Are schools and universities keeping up with the times? Or do they need to be reinvented? If so, how? These are the core topics of this DLD Munich conversation between Gabi Zedlmayer (University of the People), Karin Künnapas (kood/Jõhvi) and investor Taavet Hinrikus.
“The world is changing at a speed that we can’t comprehend”, Zedlmayer observes. “We’re really transitioning from an old world where we knew the rules, to a new world that we don’t really understand.”
Nobody knows what the world will look like in 2030 or what skills the future of work will require, she argues. “So what is it that we have to do to get our kids ready?”, Zedlmayer asks. “Or ourselves?”
Hinrikus, who successfully built the startup Transferwise into the global fintech Wise, believes that one of the keys to success in life and business is the ability to acquire new skills.
“We’re looking for people who know how to learn”, he says. “However, I don’t think that’s what the school system is producing.”

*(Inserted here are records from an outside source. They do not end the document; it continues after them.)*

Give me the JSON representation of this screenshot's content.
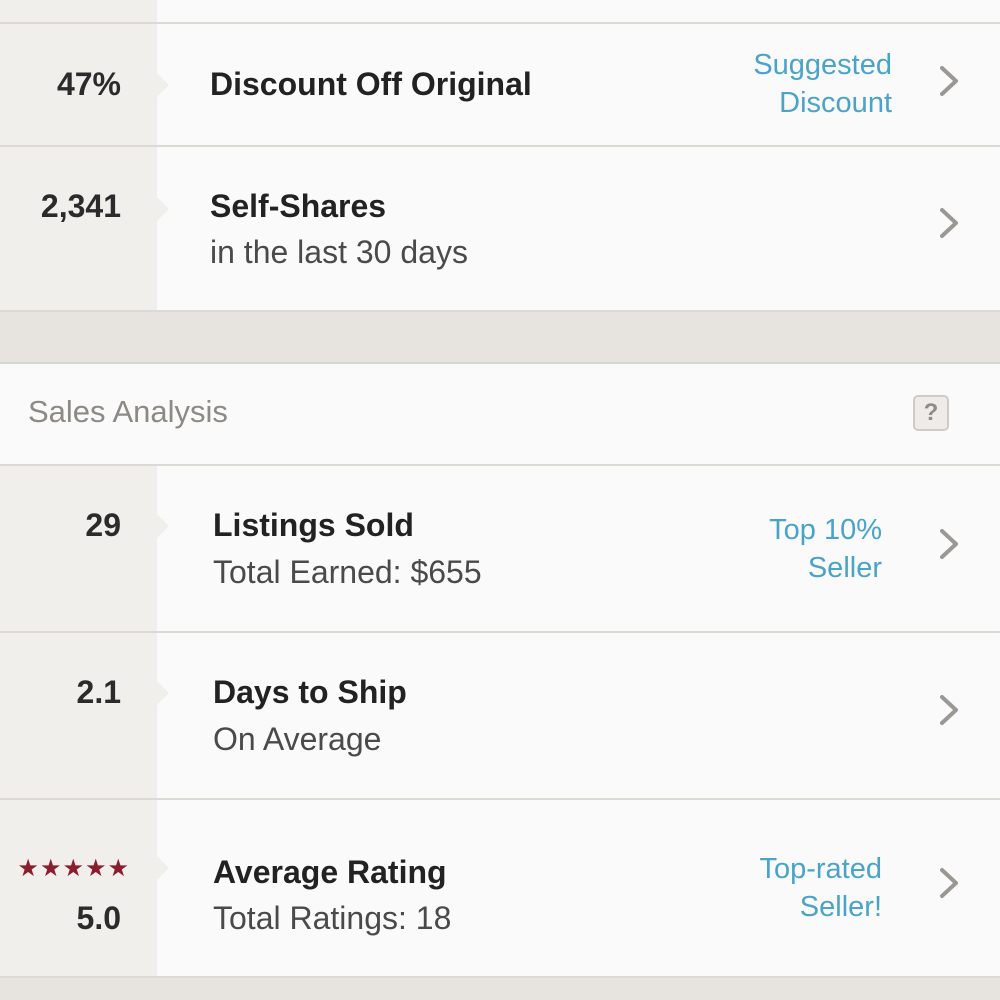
{
  "top_section": {
    "rows": [
      {
        "value": "47%",
        "title": "Discount Off Original",
        "subtitle": "",
        "badge_line1": "Suggested",
        "badge_line2": "Discount"
      },
      {
        "value": "2,341",
        "title": "Self-Shares",
        "subtitle": "in the last 30 days",
        "badge_line1": "",
        "badge_line2": ""
      }
    ]
  },
  "sales_analysis": {
    "title": "Sales Analysis",
    "help_label": "?",
    "rows": [
      {
        "value": "29",
        "title": "Listings Sold",
        "subtitle": "Total Earned: $655",
        "badge_line1": "Top 10%",
        "badge_line2": "Seller"
      },
      {
        "value": "2.1",
        "title": "Days to Ship",
        "subtitle": "On Average",
        "badge_line1": "",
        "badge_line2": ""
      },
      {
        "value": "5.0",
        "title": "Average Rating",
        "subtitle": "Total Ratings: 18",
        "badge_line1": "Top-rated",
        "badge_line2": "Seller!",
        "stars": "★★★★★",
        "rating": 5.0,
        "star_color": "#8b1e2c"
      }
    ]
  },
  "colors": {
    "accent_link": "#4aa3c9",
    "metric_column": "#f1efec",
    "background": "#e9e6e2"
  },
  "icons": {
    "row_arrow": "chevron-right-icon",
    "help": "question-mark-icon",
    "rating": "star-icon"
  }
}
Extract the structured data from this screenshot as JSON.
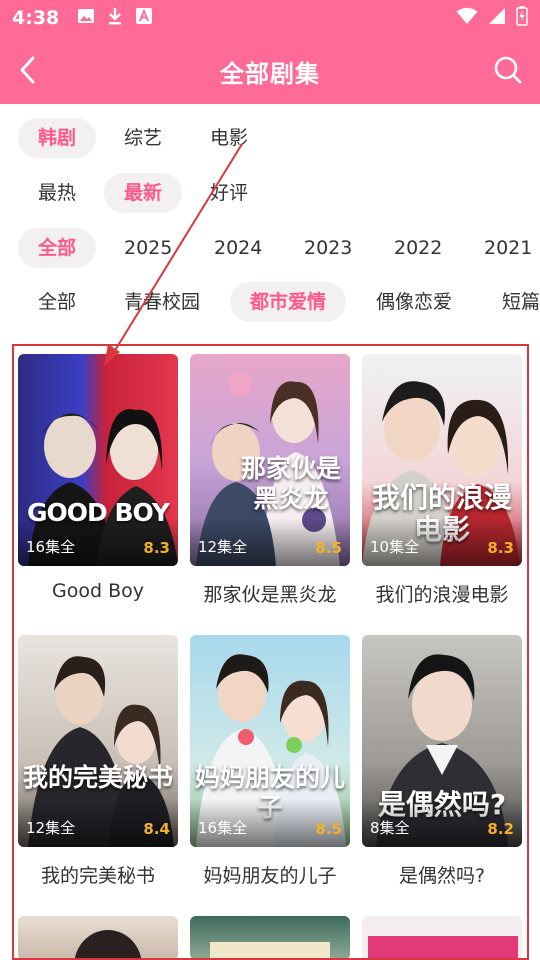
{
  "status_bar": {
    "time": "4:38",
    "left_icons": [
      "image-icon",
      "download-icon",
      "font-icon"
    ],
    "right_icons": [
      "wifi-icon",
      "signal-icon",
      "battery-charging-icon"
    ]
  },
  "header": {
    "title": "全部剧集",
    "back_icon": "chevron-left-icon",
    "search_icon": "search-icon"
  },
  "filters": {
    "region": {
      "items": [
        "韩剧",
        "综艺",
        "电影"
      ],
      "active": "韩剧"
    },
    "sort": {
      "items": [
        "最热",
        "最新",
        "好评"
      ],
      "active": "最新"
    },
    "year": {
      "items": [
        "全部",
        "2025",
        "2024",
        "2023",
        "2022",
        "2021"
      ],
      "active": "全部"
    },
    "genre": {
      "items": [
        "全部",
        "青春校园",
        "都市爱情",
        "偶像恋爱",
        "短篇"
      ],
      "active": "都市爱情"
    }
  },
  "shows": [
    {
      "title": "Good Boy",
      "episodes": "16集全",
      "score": "8.3",
      "poster_text": "GOOD BOY"
    },
    {
      "title": "那家伙是黑炎龙",
      "episodes": "12集全",
      "score": "8.5",
      "poster_text": "那家伙是黑炎龙"
    },
    {
      "title": "我们的浪漫电影",
      "episodes": "10集全",
      "score": "8.3",
      "poster_text": "我们的浪漫电影"
    },
    {
      "title": "我的完美秘书",
      "episodes": "12集全",
      "score": "8.4",
      "poster_text": "我的完美秘书"
    },
    {
      "title": "妈妈朋友的儿子",
      "episodes": "16集全",
      "score": "8.5",
      "poster_text": "妈妈朋友的儿子"
    },
    {
      "title": "是偶然吗?",
      "episodes": "8集全",
      "score": "8.2",
      "poster_text": "是偶然吗?"
    }
  ],
  "colors": {
    "brand": "#ff6a96",
    "active_text": "#ff5a8a",
    "score": "#f5b027",
    "annotation": "#d9363e"
  }
}
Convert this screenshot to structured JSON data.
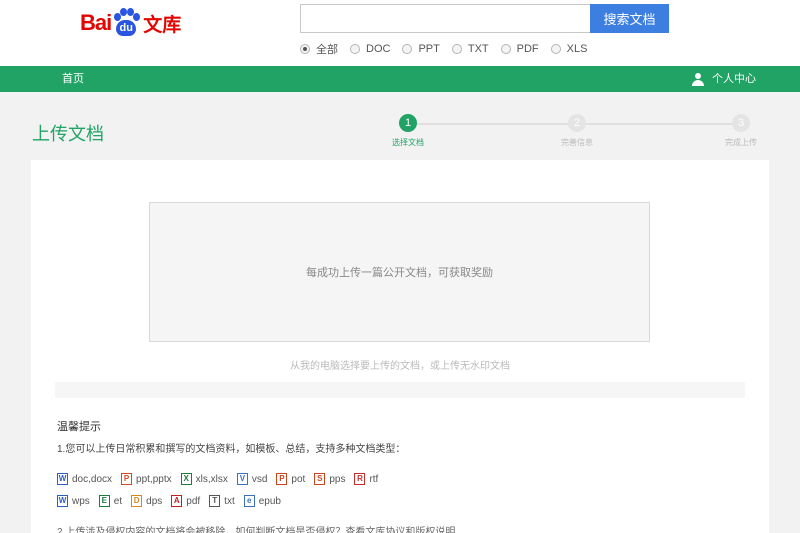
{
  "logo": {
    "bai": "Bai",
    "du": "du",
    "wenku": "文库"
  },
  "search": {
    "placeholder": "",
    "button_label": "搜索文档"
  },
  "filters": [
    {
      "label": "全部",
      "checked": true
    },
    {
      "label": "DOC",
      "checked": false
    },
    {
      "label": "PPT",
      "checked": false
    },
    {
      "label": "TXT",
      "checked": false
    },
    {
      "label": "PDF",
      "checked": false
    },
    {
      "label": "XLS",
      "checked": false
    }
  ],
  "nav": {
    "home": "首页",
    "user_center": "个人中心"
  },
  "page_title": "上传文档",
  "steps": [
    {
      "number": "1",
      "label": "选择文档"
    },
    {
      "number": "2",
      "label": "完善信息"
    },
    {
      "number": "3",
      "label": "完成上传"
    }
  ],
  "upload": {
    "drop_text": "每成功上传一篇公开文档，可获取奖励",
    "hint": "从我的电脑选择要上传的文档，或上传无水印文档"
  },
  "tips": {
    "title": "温馨提示",
    "line1": "1.您可以上传日常积累和撰写的文档资料，如模板、总结，支持多种文档类型：",
    "file_types_row1": [
      {
        "icon": "word-icon",
        "glyph": "W",
        "color": "#2b5fc7",
        "label": "doc,docx"
      },
      {
        "icon": "ppt-icon",
        "glyph": "P",
        "color": "#d04a1f",
        "label": "ppt,pptx"
      },
      {
        "icon": "excel-icon",
        "glyph": "X",
        "color": "#1e7a3c",
        "label": "xls,xlsx"
      },
      {
        "icon": "visio-icon",
        "glyph": "V",
        "color": "#3b6fc0",
        "label": "vsd"
      },
      {
        "icon": "pot-icon",
        "glyph": "P",
        "color": "#c8461e",
        "label": "pot"
      },
      {
        "icon": "pps-icon",
        "glyph": "S",
        "color": "#c8461e",
        "label": "pps"
      },
      {
        "icon": "rtf-icon",
        "glyph": "R",
        "color": "#c43030",
        "label": "rtf"
      }
    ],
    "file_types_row2": [
      {
        "icon": "wps-icon",
        "glyph": "W",
        "color": "#2b5fc7",
        "label": "wps"
      },
      {
        "icon": "et-icon",
        "glyph": "E",
        "color": "#1e7a3c",
        "label": "et"
      },
      {
        "icon": "dps-icon",
        "glyph": "D",
        "color": "#d08a1f",
        "label": "dps"
      },
      {
        "icon": "pdf-icon",
        "glyph": "A",
        "color": "#c42020",
        "label": "pdf"
      },
      {
        "icon": "txt-icon",
        "glyph": "T",
        "color": "#555555",
        "label": "txt"
      },
      {
        "icon": "epub-icon",
        "glyph": "e",
        "color": "#3b6fc0",
        "label": "epub"
      }
    ],
    "line2": "2.上传涉及侵权内容的文档将会被移除，如何判断文档是否侵权？查看文库协议和版权说明"
  },
  "colors": {
    "brand_green": "#21a366",
    "logo_red": "#e10602",
    "logo_blue": "#2a55e0",
    "search_blue": "#3d7fe0"
  }
}
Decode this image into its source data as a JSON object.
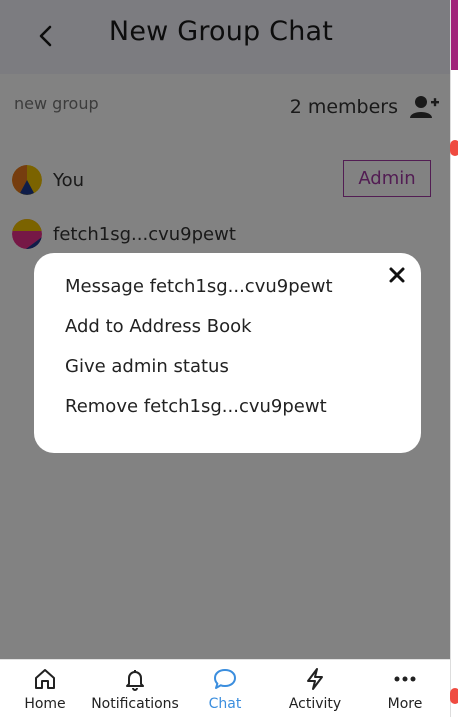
{
  "header": {
    "title": "New Group Chat",
    "back_icon": "chevron-left-icon"
  },
  "group": {
    "name": "new group",
    "members_count": "2 members",
    "add_member_icon": "add-person-icon"
  },
  "members": [
    {
      "name": "You",
      "role": "Admin"
    },
    {
      "name": "fetch1sg...cvu9pewt"
    }
  ],
  "modal": {
    "close_icon": "close-icon",
    "actions": [
      "Message fetch1sg...cvu9pewt",
      "Add to Address Book",
      "Give admin status",
      "Remove fetch1sg...cvu9pewt"
    ]
  },
  "nav": {
    "items": [
      {
        "label": "Home",
        "icon": "home-icon"
      },
      {
        "label": "Notifications",
        "icon": "bell-icon"
      },
      {
        "label": "Chat",
        "icon": "chat-bubble-icon",
        "active": true
      },
      {
        "label": "Activity",
        "icon": "lightning-icon"
      },
      {
        "label": "More",
        "icon": "more-dots-icon"
      }
    ]
  },
  "colors": {
    "accent_purple": "#a23aa3",
    "active_blue": "#3b8ede",
    "overlay": "rgba(0,0,0,0.49)"
  }
}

What’s needed are “shorter educational programs that give people more practical skills”, he argues. “We look at someone who comes out of a university and oftentimes they still don’t have any real skills.”
In that sense, the Estonian coding school kood/Jõvi, which Hinrikus co-founded, “is really about how to fix a gap in the market”, he says.
What makes the school special is that there are no teachers, no classes and everything is free for the students, Karin Künnapas explains. “All the studying is done in a self-learning computer program. Everything is very practical. From day one, the students start solving coding tasks.”
That doesn’t mean there’s no interaction between the students, she makes clear. Tasks require teamwork, and students audit each other’s work.
“Everything is really practical and kind of simulates what will happen when they go and work in the field”, Künnapas says.